Arama alışkanlıklarımız değişiyor
Sesli aramalar ve dijital asistanlar, çevrimiçi arama alışkanlıklarında giderek daha fazla önem kazanıyor. 2025 yılı itibariyle Google Asistan, Alexa ve Siri gibi sesli asistanlar üzerinden yapılan aramalar, geleneksel yazılı aramaların önüne geçecek gibi görünüyor. Bu nedenle markaların SEO stratejileri sesli aramalar için optimize edilme yolunda önemli aşamalar kaydedecek. Ayrıca sesli asistanlar ile uyumlu içerikler üretmek, markaların dijital görünürlüğünü artıracak ve kullanıcılarla daha doğal bir etkileşim kurmasını sağlayacak.
Biz etkinliğin hibrit olanını severiz
Pandemi sonrasında yaygınlaşan hibrit etkinlik ve toplantılar, 2025'te iletişim dünyasında kalıcı bir yer edinecek. Bu etkinlikler, fiziksel ve dijital katılım seçeneklerini bir araya getirerek geniş bir kitleye ulaşmayı mümkün kılmaya devam edecek. Hibrit etkinlikler hem organizasyonel esneklik sağladığı hem de sürdürülebilirlik açısından avantajlı olduğu için karbon ayak izini azaltarak çevreye duyarlı bir seçenek sunacak. Ayrıca etkinliklere katılımı artırmak ve katılımcılar arasında etkileşimi güçlendirmek için sanal ağ oluşturma fırsatları da daha yoğun olarak sunulacak.
Tasarım odaklı deneyimsel pazarlama ile cesur işler geliyor
2025 yılında, fiziksel mağazalar ve etkinliklerde deneyimsel pazarlama başrolü alacak.
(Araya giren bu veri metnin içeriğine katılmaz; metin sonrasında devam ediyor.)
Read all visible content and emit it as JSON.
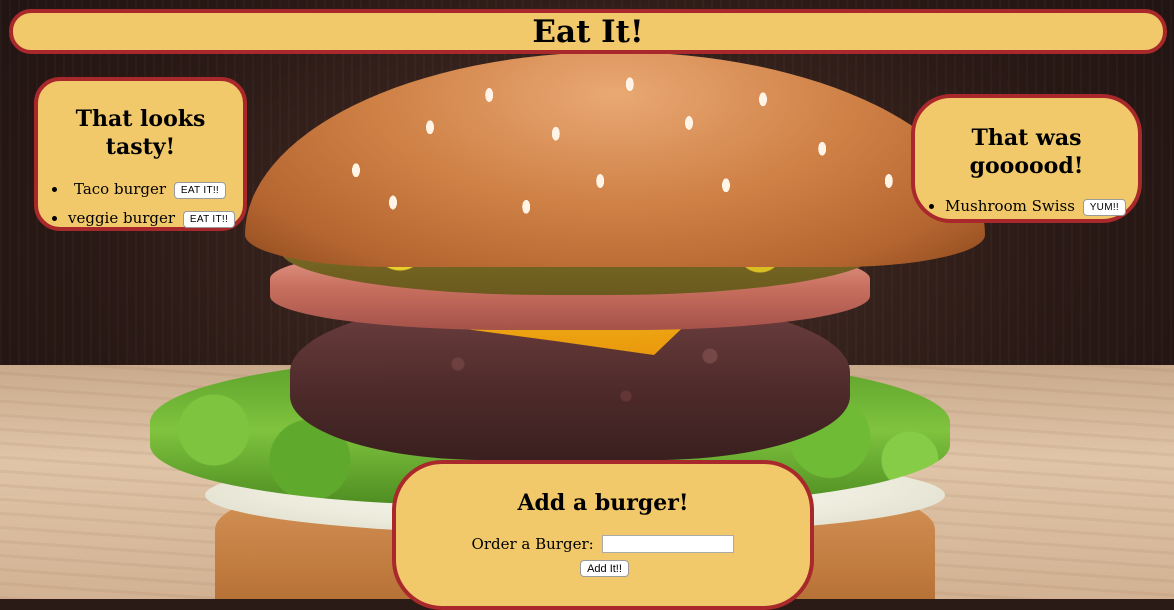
{
  "header": {
    "title": "Eat It!"
  },
  "tasty": {
    "heading": "That looks tasty!",
    "items": [
      {
        "name": "Taco burger",
        "button": "EAT IT!!"
      },
      {
        "name": "veggie burger",
        "button": "EAT IT!!"
      }
    ]
  },
  "devoured": {
    "heading": "That was goooood!",
    "items": [
      {
        "name": "Mushroom Swiss",
        "button": "YUM!!"
      }
    ]
  },
  "add_form": {
    "heading": "Add a burger!",
    "label": "Order a Burger:",
    "input_value": "",
    "submit_label": "Add It!!"
  },
  "colors": {
    "panel_bg": "#f2c96a",
    "panel_border": "#a8282c"
  }
}
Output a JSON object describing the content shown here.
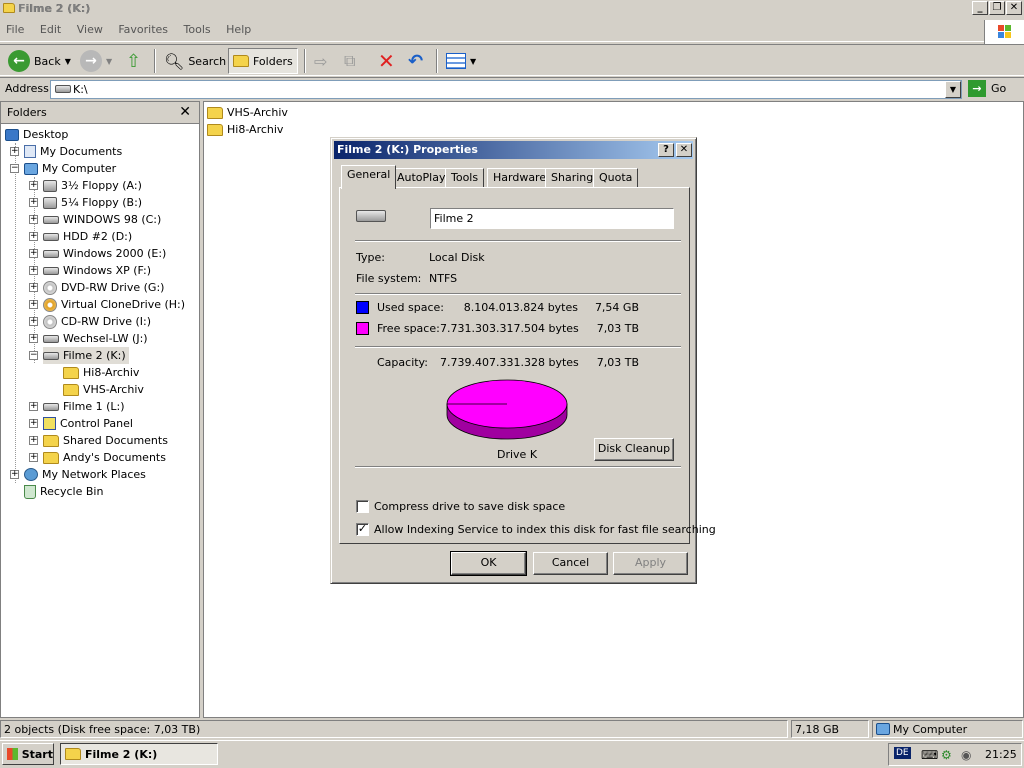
{
  "window": {
    "title": "Filme 2 (K:)"
  },
  "menu": [
    "File",
    "Edit",
    "View",
    "Favorites",
    "Tools",
    "Help"
  ],
  "toolbar": {
    "back": "Back",
    "search": "Search",
    "folders": "Folders"
  },
  "address": {
    "label": "Address",
    "value": "K:\\",
    "go": "Go"
  },
  "folders_pane": {
    "title": "Folders",
    "items": [
      "Desktop",
      "My Documents",
      "My Computer",
      "3½ Floppy (A:)",
      "5¼ Floppy (B:)",
      "WINDOWS 98 (C:)",
      "HDD #2 (D:)",
      "Windows 2000 (E:)",
      "Windows XP (F:)",
      "DVD-RW Drive (G:)",
      "Virtual CloneDrive (H:)",
      "CD-RW Drive (I:)",
      "Wechsel-LW (J:)",
      "Filme 2 (K:)",
      "Hi8-Archiv",
      "VHS-Archiv",
      "Filme 1 (L:)",
      "Control Panel",
      "Shared Documents",
      "Andy's Documents",
      "My Network Places",
      "Recycle Bin"
    ]
  },
  "files": [
    "VHS-Archiv",
    "Hi8-Archiv"
  ],
  "dialog": {
    "title": "Filme 2 (K:) Properties",
    "tabs": [
      "General",
      "AutoPlay",
      "Tools",
      "Hardware",
      "Sharing",
      "Quota"
    ],
    "name": "Filme 2",
    "type_label": "Type:",
    "type_value": "Local Disk",
    "fs_label": "File system:",
    "fs_value": "NTFS",
    "used_label": "Used space:",
    "used_bytes": "8.104.013.824 bytes",
    "used_size": "7,54 GB",
    "free_label": "Free space:",
    "free_bytes": "7.731.303.317.504 bytes",
    "free_size": "7,03 TB",
    "cap_label": "Capacity:",
    "cap_bytes": "7.739.407.331.328 bytes",
    "cap_size": "7,03 TB",
    "drive_label": "Drive K",
    "cleanup": "Disk Cleanup",
    "compress": "Compress drive to save disk space",
    "indexing": "Allow Indexing Service to index this disk for fast file searching",
    "ok": "OK",
    "cancel": "Cancel",
    "apply": "Apply",
    "colors": {
      "used": "#0000ff",
      "free": "#ff00ff"
    }
  },
  "status": {
    "objects": "2 objects (Disk free space: 7,03 TB)",
    "size": "7,18 GB",
    "location": "My Computer"
  },
  "taskbar": {
    "start": "Start",
    "task": "Filme 2 (K:)",
    "lang": "DE",
    "time": "21:25"
  }
}
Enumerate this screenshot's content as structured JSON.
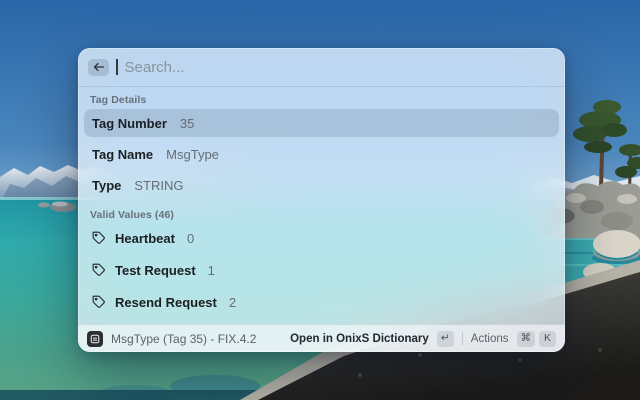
{
  "search": {
    "placeholder": "Search...",
    "value": "",
    "back_icon": "arrow-left-icon"
  },
  "tag_details": {
    "header": "Tag Details",
    "rows": [
      {
        "label": "Tag Number",
        "value": "35",
        "selected": true
      },
      {
        "label": "Tag Name",
        "value": "MsgType",
        "selected": false
      },
      {
        "label": "Type",
        "value": "STRING",
        "selected": false
      }
    ]
  },
  "valid_values": {
    "header": "Valid Values (46)",
    "items": [
      {
        "icon": "tag-icon",
        "label": "Heartbeat",
        "value": "0"
      },
      {
        "icon": "tag-icon",
        "label": "Test Request",
        "value": "1"
      },
      {
        "icon": "tag-icon",
        "label": "Resend Request",
        "value": "2"
      }
    ]
  },
  "footer": {
    "app_icon": "dictionary-app-icon",
    "title": "MsgType (Tag 35) - FIX.4.2",
    "primary_action": {
      "label": "Open in OnixS Dictionary",
      "key": "↵"
    },
    "secondary_action": {
      "label": "Actions",
      "keys": [
        "⌘",
        "K"
      ]
    }
  },
  "colors": {
    "selection_highlight": "#bccddb",
    "panel_tint": "#e9f1f7",
    "sky_top": "#2a66a8",
    "water_teal": "#2fa9ab",
    "rock_dark": "#1c1b19"
  }
}
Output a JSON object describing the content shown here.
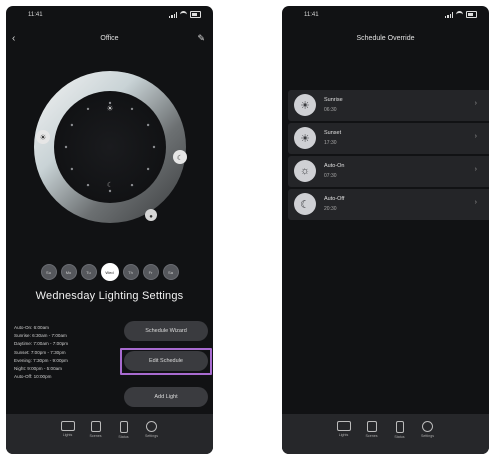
{
  "left_screen": {
    "status_time": "11:41",
    "title": "Office",
    "days": [
      "Su",
      "Mo",
      "Tu",
      "Wed",
      "Th",
      "Fr",
      "Sa"
    ],
    "active_day_index": 3,
    "settings_title": "Wednesday Lighting Settings",
    "schedule": [
      "Auto-On: 6:00am",
      "Sunrise: 6:30am - 7:00am",
      "Daytime: 7:00am - 7:00pm",
      "Sunset: 7:00pm - 7:30pm",
      "Evening: 7:30pm - 9:00pm",
      "Night: 9:00pm - 5:00am",
      "Auto-Off: 10:00pm"
    ],
    "buttons": {
      "schedule_wizard": "Schedule Wizard",
      "edit_schedule": "Edit Schedule",
      "add_light": "Add Light"
    }
  },
  "right_screen": {
    "status_time": "11:41",
    "title": "Schedule Override",
    "items": [
      {
        "name": "Sunrise",
        "time": "06:30",
        "icon": "sunrise-icon"
      },
      {
        "name": "Sunset",
        "time": "17:30",
        "icon": "sunset-icon"
      },
      {
        "name": "Auto-On",
        "time": "07:30",
        "icon": "auto-on-icon"
      },
      {
        "name": "Auto-Off",
        "time": "20:30",
        "icon": "auto-off-icon"
      }
    ]
  },
  "bottom_nav": [
    {
      "label": "Lights",
      "icon": "lights-icon"
    },
    {
      "label": "Scenes",
      "icon": "scenes-icon"
    },
    {
      "label": "Status",
      "icon": "status-icon"
    },
    {
      "label": "Settings",
      "icon": "settings-icon"
    }
  ],
  "colors": {
    "background": "#111214",
    "panel": "#242528",
    "button": "#3a3b3f",
    "highlight": "#a86bd0",
    "nav_bar": "#26272a"
  }
}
Bu bağlamda mağaza içi etkinlikler, interaktif sergiler, VR/AR destekli deneyim alanları gibi uygulamalar, tüketicilerin ilgisini çekmek için daha yoğun olarak kullanılacak. Tasarım odaklı bu deneyimsel pazarlama çalışmaları, sadece ürünleri tanıtmakla kalmayacak, aynı zamanda markanın hikayesini anlatma ve tüketiciyle duygusal bağ kurma noktasında önemli bir rol oynayacak. Ayrıca bu tür etkinlikler, sosyal medyada paylaşılabilir içerikler üreterek çevrimiçi varlığı da destekleyecek.
Sürdürülebilirlik uzun vadeli başarının temeli olacak
Gittikçe daha sık konuşulan sürdürülebilirlik, 2025 yılında markaların iletişim stratejilerinde de en öncelikli konulardan biri haline gelecek. Tüketiciler, çevreye duyarlı ve sürdürülebilir markaları tercih etmeye daha yatkın hale gelecek. Bu nedenle artık çok daha fazla marka, çevre dostu materyaller kullanarak ambalaj tasarımlarını yenileyecek, geri dönüştürülebilir ürünler sunacak ve çevresel etkilerini azaltmaya yönelik girişimlerini artıracak. Ve elbette sürdürülebilirlik, artık çevre ile sınırlı kalmadan çok daha geniş çerçevede benimsenen ve şirket politikalarına entegre edilen bir yaklaşım olma yolunda çok daha büyük adımlarla yol alacak. Sürdürülebilirlik odaklı çalışmalar, toplumsal sorumluluklarını yerine getiren markaların tüketici nezdinde güven ve saygınlık kazanmasına katkıda bulunacak ve uzun vadeli başarıları destekleyen güçlü bir araç olacak.